Les grandes espérances. Чарльз Диккенс
Est-ce cela?
– Non! répondis-je, ce n'est pas cela.
– Pourquoi ne pleures-tu plus, petit misérable?
– Parce que je ne pleurerai plus jamais pour vous,» dis-je.
Ce qui était la déclaration la plus fausse qui ait jamais été faite, car je pleurais intérieurement, et Dieu sait la peine qu'elle me fit plus tard.
Nous continuâmes notre chemin, et, en montant, nous rencontrâmes un monsieur qui descendait à tâtons.
«Qui est-là? demanda le monsieur, en s'arrêtant et en me regardant.
– Un enfant, dit Estelle.
C'était un gros homme, au teint excessivement brun, avec une très grosse tête et avec de très grosses mains. Il me prit le menton et me souleva la tête pour me voir à la lumière. Il était prématurément chauve, et possédait une paire de sourcils noirs qui se tenaient tout droits; ses yeux étaient enfoncés dans sa tête, et leur expression était perçante et désagréablement soupçonneuse; il avait une grande chaîne de montre, et sur la figure de gros points noirs où sa barbe et ses favoris eussent été, s'il les eût laissé pousser. Il n'était rien pour moi, mais par hasard j'eus l'occasion de le bien observer.
«Tu es des environs? dit-il.
– Oui, monsieur, répondis-je.
– Pourquoi viens-tu ici?
– C'est miss Havisham qui m'a envoyé chercher, monsieur.
– Bien. Conduis-toi convenablement. J'ai quelque expérience des jeunes gens, ils ne valent pas grand'chose à eux tous. Fais attention, ajouta-t-il, en mordant son gros index et en fronçant ses gros sourcils, fais attention à te bien conduire.»

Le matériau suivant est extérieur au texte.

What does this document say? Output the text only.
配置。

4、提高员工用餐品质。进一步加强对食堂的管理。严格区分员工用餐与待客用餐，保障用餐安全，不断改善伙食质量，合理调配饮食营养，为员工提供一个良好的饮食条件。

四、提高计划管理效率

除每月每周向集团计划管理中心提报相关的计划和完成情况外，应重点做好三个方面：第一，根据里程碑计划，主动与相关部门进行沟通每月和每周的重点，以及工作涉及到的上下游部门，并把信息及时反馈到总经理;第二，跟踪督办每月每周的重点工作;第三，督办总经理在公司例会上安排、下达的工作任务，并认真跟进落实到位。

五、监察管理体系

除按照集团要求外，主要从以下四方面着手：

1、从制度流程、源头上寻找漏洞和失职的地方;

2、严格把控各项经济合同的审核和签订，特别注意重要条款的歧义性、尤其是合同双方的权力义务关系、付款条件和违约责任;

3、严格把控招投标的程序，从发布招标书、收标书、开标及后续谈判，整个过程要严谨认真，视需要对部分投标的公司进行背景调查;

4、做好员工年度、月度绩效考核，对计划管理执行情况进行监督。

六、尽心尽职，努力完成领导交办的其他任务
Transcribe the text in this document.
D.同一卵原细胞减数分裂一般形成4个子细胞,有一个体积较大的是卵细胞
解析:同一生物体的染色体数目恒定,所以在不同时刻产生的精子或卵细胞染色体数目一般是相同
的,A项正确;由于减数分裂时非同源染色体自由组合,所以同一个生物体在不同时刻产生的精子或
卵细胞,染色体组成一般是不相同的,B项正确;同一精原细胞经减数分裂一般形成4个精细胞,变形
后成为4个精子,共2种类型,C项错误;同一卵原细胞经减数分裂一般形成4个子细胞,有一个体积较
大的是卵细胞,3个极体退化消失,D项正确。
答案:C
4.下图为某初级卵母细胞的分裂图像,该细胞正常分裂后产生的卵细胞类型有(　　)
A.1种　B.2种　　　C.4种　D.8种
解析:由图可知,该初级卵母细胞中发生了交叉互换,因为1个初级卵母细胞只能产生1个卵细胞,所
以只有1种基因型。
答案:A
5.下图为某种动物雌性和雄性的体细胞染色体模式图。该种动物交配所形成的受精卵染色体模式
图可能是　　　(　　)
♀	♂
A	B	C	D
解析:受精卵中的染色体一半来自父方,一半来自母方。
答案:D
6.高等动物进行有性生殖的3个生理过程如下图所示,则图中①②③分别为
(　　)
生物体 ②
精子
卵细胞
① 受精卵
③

Là-dessus, il me lâcha, ce dont je fus bien aise, car sa main avait une forte odeur de savon, et il continua à monter l'escalier. Je me demandais à moi-même si ce n'était pas un docteur; mais non, pensai-je, ce ne peut être un docteur, il aurait des manières plus douces et plus avenantes. Du reste, je n'eus pas grand temps pour réfléchir à ce sujet, car nous nous trouvâmes bientôt dans la chambre de miss Havisham, où elle et tous les objets qui l'entouraient étaient exactement dans le même état où je les avais laissés. Estelle me laissa debout près de la porte, et j'y restai jusqu'à ce que miss Havisham jetât les yeux sur moi.
«Ainsi donc, dit-elle sans la moindre surprise, les jours convenus sont écoulés?
– Oui, madame, c'est aujourd'hui…
– Là!.. là!.. là!.. fit-elle avec son impatient mouvement de doigts, je n'ai pas besoin de le savoir. Es-tu prêt à jouer?»
Je fus obligé de répondre avec un peu de confusion.
«Je ne pense pas, madame.
– Pas même aux cartes? demanda-t-elle avec un regard pénétrant.
– Si, madame, je puis faire cela, si c'est nécessaire.
– Puisque cette maison te semble vieille et triste, dit miss Havisham avec impatience, et puisque tu ne veux pas jouer, veux-tu travailler?»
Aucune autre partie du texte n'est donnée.